Council Finds Animal Control Broken; Removes Money for Support

by Tony Rutherford HuntingtonNews.Net Reporter
Council Finds Animal Control Broken; Removes Money for Support

HUNTINGTON, WV (HNN) – “Sensitivity and compassion has to be taking care of animals who are homeless,” stated Mayor Kim Wolfe at the Saturday March 5 budget hearing.

However, despite his plea and t he concerns  by council persons Ritter and Jackson, the city's governing body voted to withhold its $100,000 contribution to the Huntington Cabell-Wayne Animal Control Shelter. “

To devastate the budget is not the way to go," Wolfe said, adding  "this will close the shelter down."

Council member Frances Jackson asked, “How will this effect the animals?”

Former council chairman, Jim Insco, tersely acknowledged, “You know the future of most of the animals they pick up,” referring to the fact that many are euthanized.

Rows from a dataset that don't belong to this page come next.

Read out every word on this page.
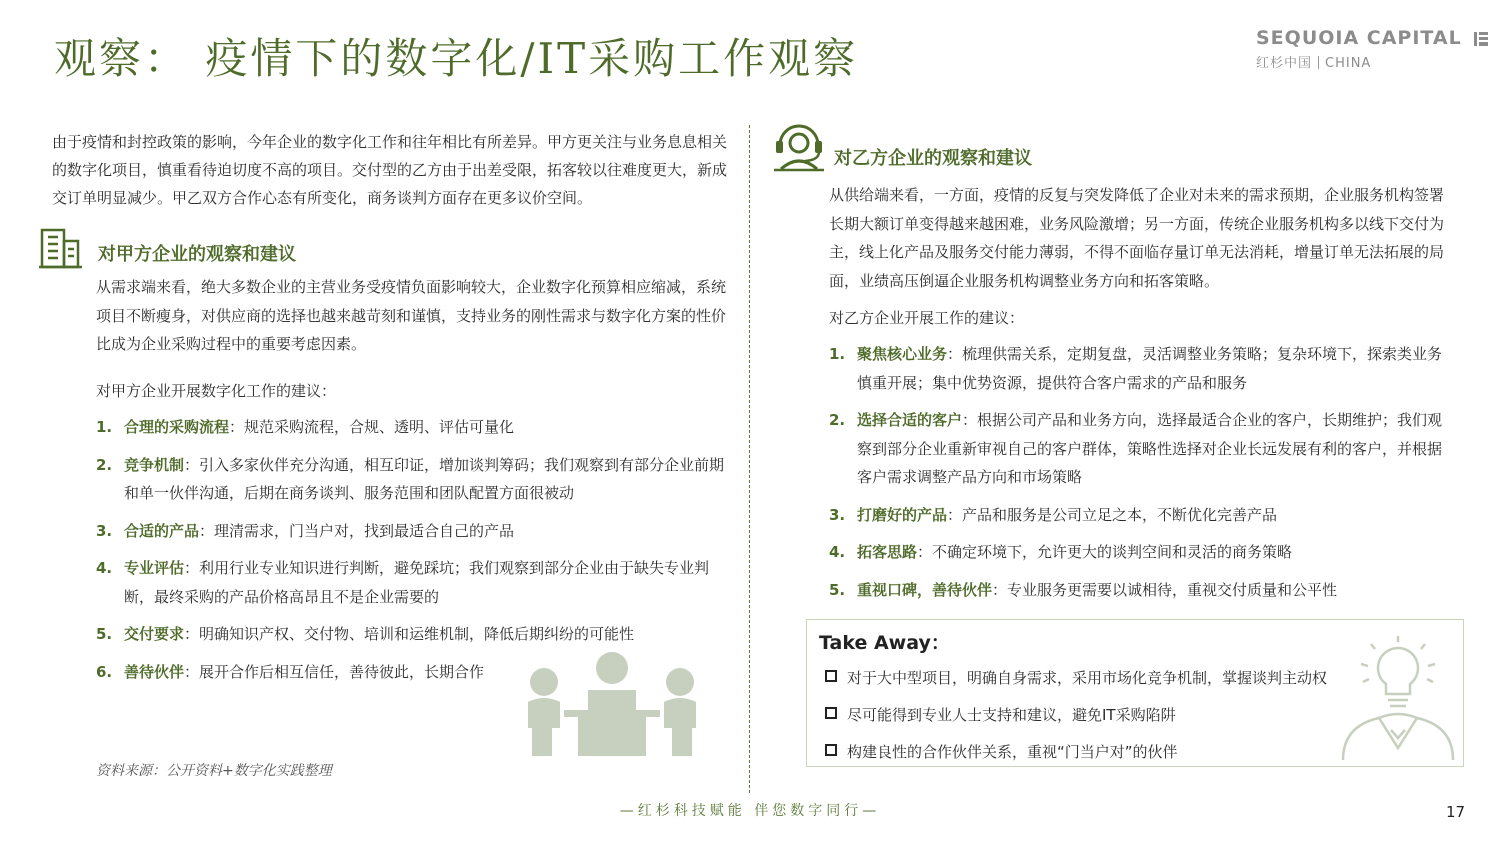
观察： 疫情下的数字化/IT采购工作观察	SEQUOIA CAPITAL
红杉中国 CHINA
由于疫情和封控政策的影响，今年企业的数字化工作和往年相比有所差异。甲方更关注与业务息息相关的数字化项目，慎重看待迫切度不高的项目。交付型的乙方由于出差受限，拓客较以往难度更大，新成交订单明显减少。甲乙双方合作心态有所变化，商务谈判方面存在更多议价空间。
对甲方企业的观察和建议
从需求端来看，绝大多数企业的主营业务受疫情负面影响较大，企业数字化预算相应缩减，系统项目不断瘦身，对供应商的选择也越来越苛刻和谨慎，支持业务的刚性需求与数字化方案的性价比成为企业采购过程中的重要考虑因素。
对甲方企业开展数字化工作的建议：
1. 合理的采购流程：规范采购流程，合规、透明、评估可量化
2. 竞争机制：引入多家伙伴充分沟通，相互印证，增加谈判筹码；我们观察到有部分企业前期和单一伙伴沟通，后期在商务谈判、服务范围和团队配置方面很被动
3. 合适的产品：理清需求，门当户对，找到最适合自己的产品
4. 专业评估：利用行业专业知识进行判断，避免踩坑；我们观察到部分企业由于缺失专业判断，最终采购的产品价格高昂且不是企业需要的
5. 交付要求：明确知识产权、交付物、培训和运维机制，降低后期纠纷的可能性
6. 善待伙伴：展开合作后相互信任，善待彼此，长期合作
资料来源：公开资料+数字化实践整理
对乙方企业的观察和建议
从供给端来看，一方面，疫情的反复与突发降低了企业对未来的需求预期，企业服务机构签署长期大额订单变得越来越困难，业务风险激增；另一方面，传统企业服务机构多以线下交付为主，线上化产品及服务交付能力薄弱，不得不面临存量订单无法消耗，增量订单无法拓展的局面，业绩高压倒逼企业服务机构调整业务方向和拓客策略。
对乙方企业开展工作的建议：
1. 聚焦核心业务：梳理供需关系，定期复盘，灵活调整业务策略；复杂环境下，探索类业务慎重开展；集中优势资源，提供符合客户需求的产品和服务
2. 选择合适的客户：根据公司产品和业务方向，选择最适合企业的客户，长期维护；我们观察到部分企业重新审视自己的客户群体，策略性选择对企业长远发展有利的客户，并根据客户需求调整产品方向和市场策略
3. 打磨好的产品：产品和服务是公司立足之本，不断优化完善产品
4. 拓客思路：不确定环境下，允许更大的谈判空间和灵活的商务策略
5. 重视口碑，善待伙伴：专业服务更需要以诚相待，重视交付质量和公平性
Take Away：
对于大中型项目，明确自身需求，采用市场化竞争机制，掌握谈判主动权
尽可能得到专业人士支持和建议，避免IT采购陷阱
构建良性的合作伙伴关系，重视“门当户对”的伙伴
—红杉科技赋能 伴您数字同行—	17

Insco told council that “if no other municipality contributes, Huntington cannot provide one-third ($100,000) of the funds.” He continued, “municipalities of the two counties must contribute.” Otherwise, he called the contribution “throwing money away”

Showing his willingness to solve challenges at the shelter, he volunteered to lead a committee to investigate re-organization of the shelter. “I do not want to see more animals cut loose and destroyed,” stressing the animal control agency as currently administered “has outlived its usefulness.”

What happens if other municipalities will not contribute, asked Ms. Jackson.

“Then we have a problem,” Insco said. “Maybe we do not provide animal control for those municipalities.”

Steve Williams , a self professed animal lover, agreed about Huntington residents “getting double dipped” but said the decision will “cause us to be inundated with calls.” He contemplated whether a special levy should be voted on for animal control.

Mayor Wolfe said, “I think you are absolutely right about municipalities,” adding that the dog/cat tax collected by the assessor “would seem to be a funding mechanism,” though “it is not utilized in that direction.”

Finance Director Deron Runyon told everyone that “the tax comes to less than $2,000 per year.”

Council chairman Mark Bates, then, acknowledged that the current system does not work properly. “I adopted a dog that has given me a lot of joy, but I will support moving the money to contingency which will open eyes.”

After cautioning that he would not support the removal if it was to be allocated elsewhere, a majority of council voted to withhold the money.


Ms. Jackson expressed a worry after wards that it will take longer than July 1 to resolve the animal shelter issues.